Fotoğrafçı Jimmy Nelson, HIPA 2024’teki ödülüyle.

“Tesadüfen, şu anda Suudi Arabistan’da çalışıyorum,” diye devam ediyor fotoğrafçı. “Gelecekteki projem Büyük Orta Doğu’da olacak, bu yüzden dün Tabuk adlı bir yerden seyahat ettim ve bugün oraya geri dönüyorum. Çalışmalarımın şu anda Büyük Orta Doğu’da olması güzel bir tesadüftü, ancak henüz duyurmadım veya tanıtmadım.”

Fotoğraf: Jimmy Nelson.
Fotoğraf: Jimmy Nelson.

Nelson, 12 Kasım’da Dubai’de düzenlenen bir ödül töreninde ödülünü aldı, ki bu aynı zamanda doğum gününe denk geliyordu. Bu, fotoğrafçılığı için aldığı ilk para ödülüydü.

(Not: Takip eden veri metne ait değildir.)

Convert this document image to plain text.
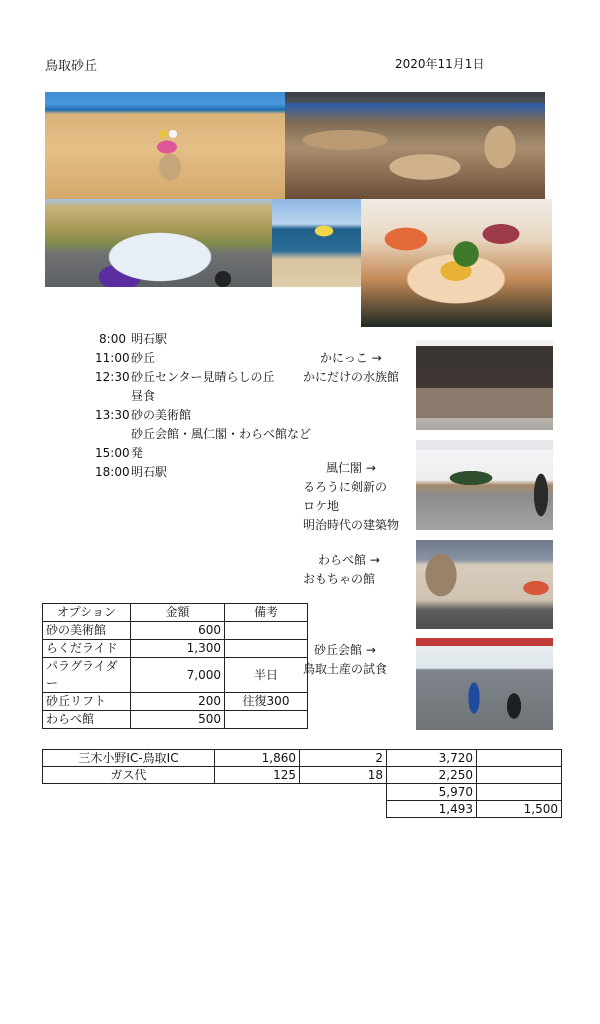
鳥取砂丘	2020年11月1日
8:00 明石駅
11:00砂丘
12:30砂丘センター見晴らしの丘
昼食
13:30砂の美術館
砂丘会館・風仁閣・わらべ館など
15:00発
18:00明石駅
かにっこ →
かにだけの水族館
風仁閣 →
るろうに剣新の
ロケ地
明治時代の建築物
わらべ館 →
おもちゃの館
砂丘会館 →
鳥取土産の試食
オプション	金額	備考
砂の美術館	600	
らくだライド	1,300	
パラグライダー	7,000	半日
砂丘リフト	200	往復300
わらべ館	500	
三木小野IC-鳥取IC	1,860	2	3,720	
ガス代	125	18	2,250	
			5,970	
			1,493	1,500
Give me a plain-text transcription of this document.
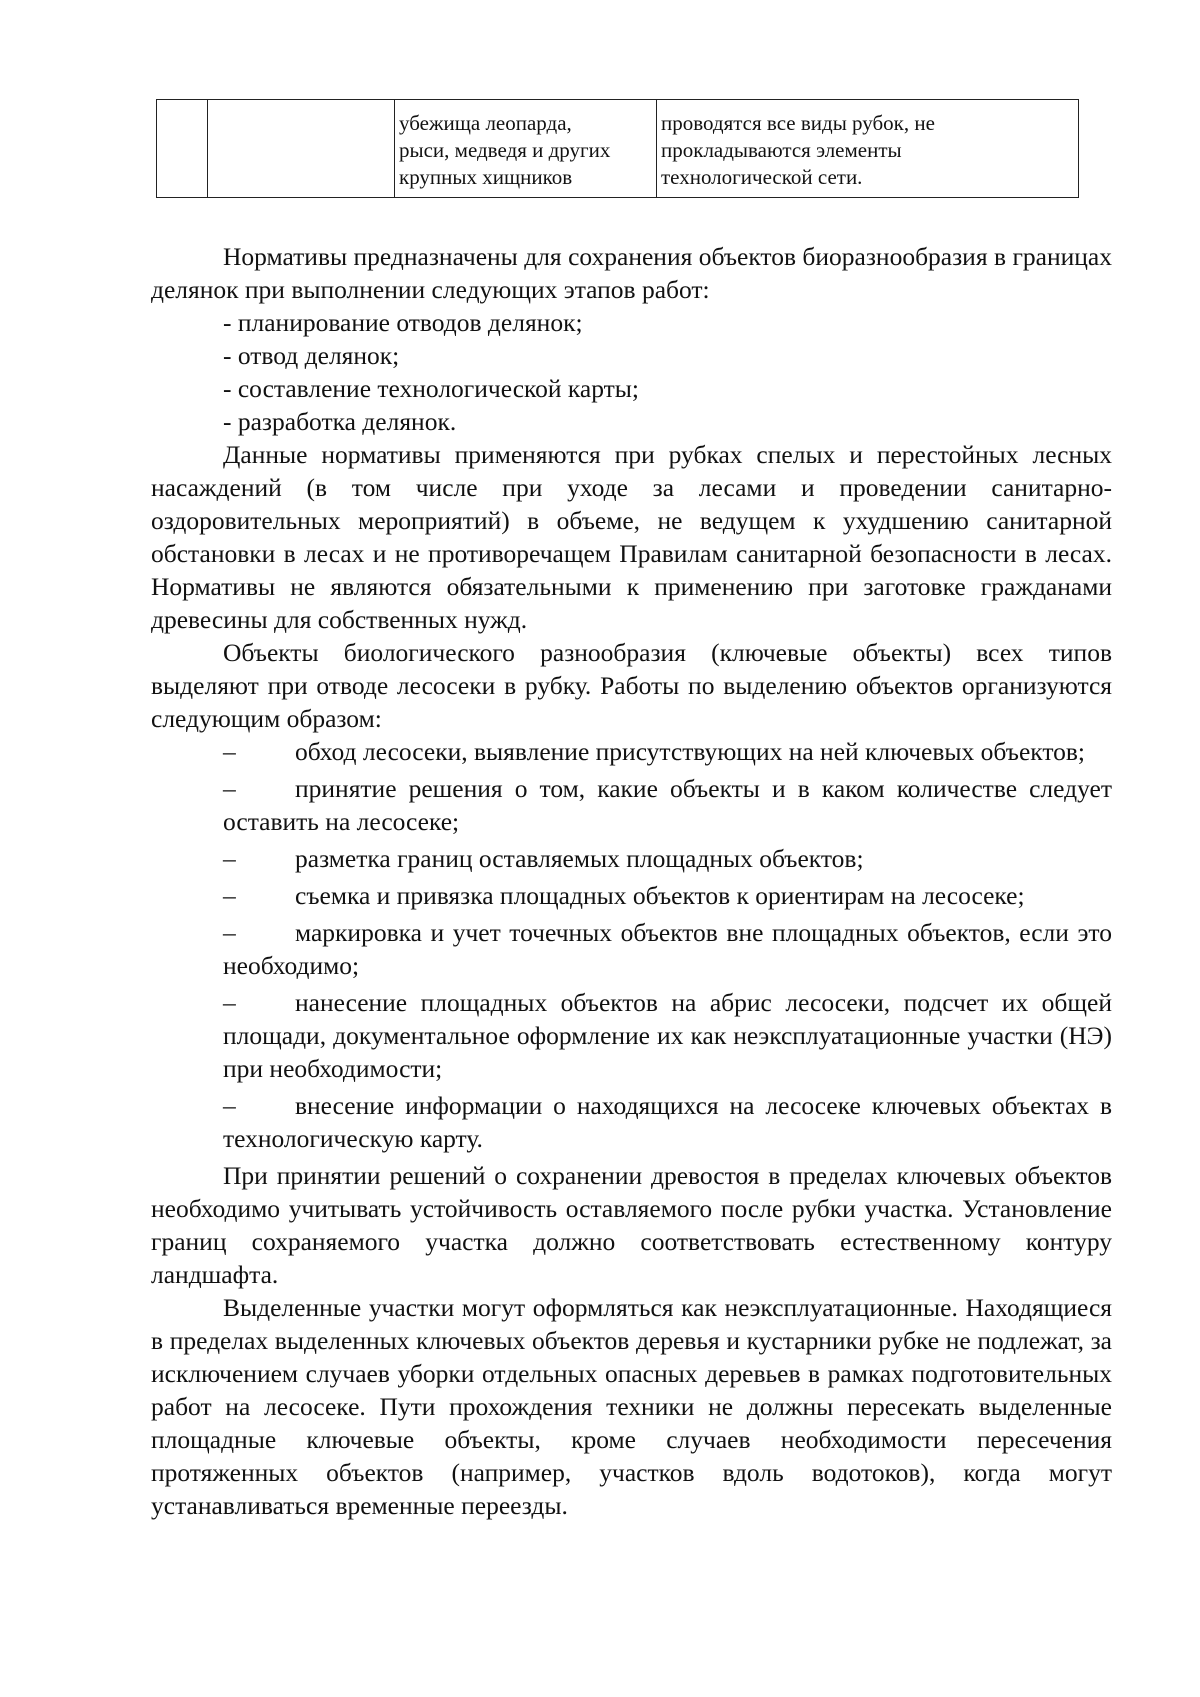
		убежища леопарда,
рыси, медведя и других
крупных хищников	проводятся все виды рубок, не
прокладываются элементы
технологической сети.

Нормативы предназначены для сохранения объектов биоразнообразия в границах делянок при выполнении следующих этапов работ:

- планирование отводов делянок;
- отвод делянок;
- составление технологической карты;
- разработка делянок.

Данные нормативы применяются при рубках спелых и перестойных лесных насаждений (в том числе при уходе за лесами и проведении санитарно-оздоровительных мероприятий) в объеме, не ведущем к ухудшению санитарной обстановки в лесах и не противоречащем Правилам санитарной безопасности в лесах. Нормативы не являются обязательными к применению при заготовке гражданами древесины для собственных нужд.

Объекты биологического разнообразия (ключевые объекты) всех типов выделяют при отводе лесосеки в рубку. Работы по выделению объектов организуются следующим образом:

–	обход лесосеки, выявление присутствующих на ней ключевых объектов;
–	принятие решения о том, какие объекты и в каком количестве следует оставить на лесосеке;
–	разметка границ оставляемых площадных объектов;
–	съемка и привязка площадных объектов к ориентирам на лесосеке;
–	маркировка и учет точечных объектов вне площадных объектов, если это необходимо;
–	нанесение площадных объектов на абрис лесосеки, подсчет их общей площади, документальное оформление их как неэксплуатационные участки (НЭ) при необходимости;
–	внесение информации о находящихся на лесосеке ключевых объектах в технологическую карту.

При принятии решений о сохранении древостоя в пределах ключевых объектов необходимо учитывать устойчивость оставляемого после рубки участка. Установление границ сохраняемого участка должно соответствовать естественному контуру ландшафта.

Выделенные участки могут оформляться как неэксплуатационные. Находящиеся в пределах выделенных ключевых объектов деревья и кустарники рубке не подлежат, за исключением случаев уборки отдельных опасных деревьев в рамках подготовительных работ на лесосеке. Пути прохождения техники не должны пересекать выделенные площадные ключевые объекты, кроме случаев необходимости пересечения протяженных объектов (например, участков вдоль водотоков), когда могут устанавливаться временные переезды.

HIPA ödül duyurusunda şu ifadeler yer aldı: “Yerli topluluklarla yaptığı çalışmalarla tanınan Hollandalı fotoğrafçı James ‘Jimmy’ Philip Nelson, fotoğrafçılığa ve farklı kültürler arasındaki anlayışı geliştiren projelere yaptığı önemli katkılardan dolayı Fotoğraf Takdir Ödülü’ne layık görüldü.”

Fotoğraf: Jimmy Nelson.
Fotoğraf: Jimmy Nelson.

Nelson, ödül parasının kariyeri boyunca biriken borçlarını ödemesine yardımcı olacağını söylüyor.

Nelson, “Fotoğrafçılığa başladığımdan beri borçlu yaşadım çünkü ne gelirse onu alıyorum,” diyor. “Bu sadece büyük bir boşluğu dolduruyor. Ama harika, muhteşem. Devam edebileceğim anlamına geliyor. Yıllar boyunca bana yardım eden herkese borcum var, bu yüzden onlara ödeme yapacağım ve sonra bir sonraki boşluk oluşana kadar bekleyeceğim ve sonra başka biri onu doldurmama yardım edecek.”

Büyük formatlı bir film kamerasıyla dünyayı dolaşmak ucuz değil.

“10×8 analog film kutusu 200 dolar. İşle, tara, banyo et, bas. Aşılmaz. Bu [100.000 dolarlık] ödül harika, ama gidip şık bir saat alacağım anlamına gelmiyor. Hayır, sadece bu yolculuğa devam etmenin büyük deliğine geri dönüyor. Ama harika çünkü delik büyük.”

Nelson ayrıca kendisine kucak açan ve portreleri için poz veren yerli halklara karşılığını vermek amacıyla Jimmy Nelson Vakfı‘nı kurdu.

Fotoğrafçı, “Kültürel projelere yatırım yapıyoruz,” diyor. “Onları teşvik etmeye çalışıyoruz. Kültür ve sahip olduğunuz şey, tutunmak için önemlidir.”

Nelson’ın Yeni Fotoğrafçılara Tavsiyeleri

Yeni fotoğrafçılara vereceği tek tavsiye sorulduğunda Nelson hemen cevap verdi.

“Fotoğrafçılık kavramını bir kenara bırakın ve sanatçı olmaya cesaret edin.”

Nelson, herhangi bir sanat formunun teknik yönlerinin önemli olduğunu, ancak kişinin öncelikle bir ses yaratmaya odaklanması ve ardından o sesin çıkışına odaklanması gerektiğine inanıyor.

“Bu, benliğin sanatçılığıdır,” diyor. “Hepimiz sanatçıyız. Hepimiz bireyleriz. O özgünlüğü ve o sesi bulmaya cesaret edin, sonra iletişim kurmak için ihtiyaç duyduğunuz ortam gelecektir. Ve belki de bu kameradır. Fotoğrafı aramak için kamerayı satın almayın, çünkü artık hiçbir çaba gerektirmiyor.

“Ama sanatçıyı keşfetmek en büyük, en karmaşık yolculuktur.”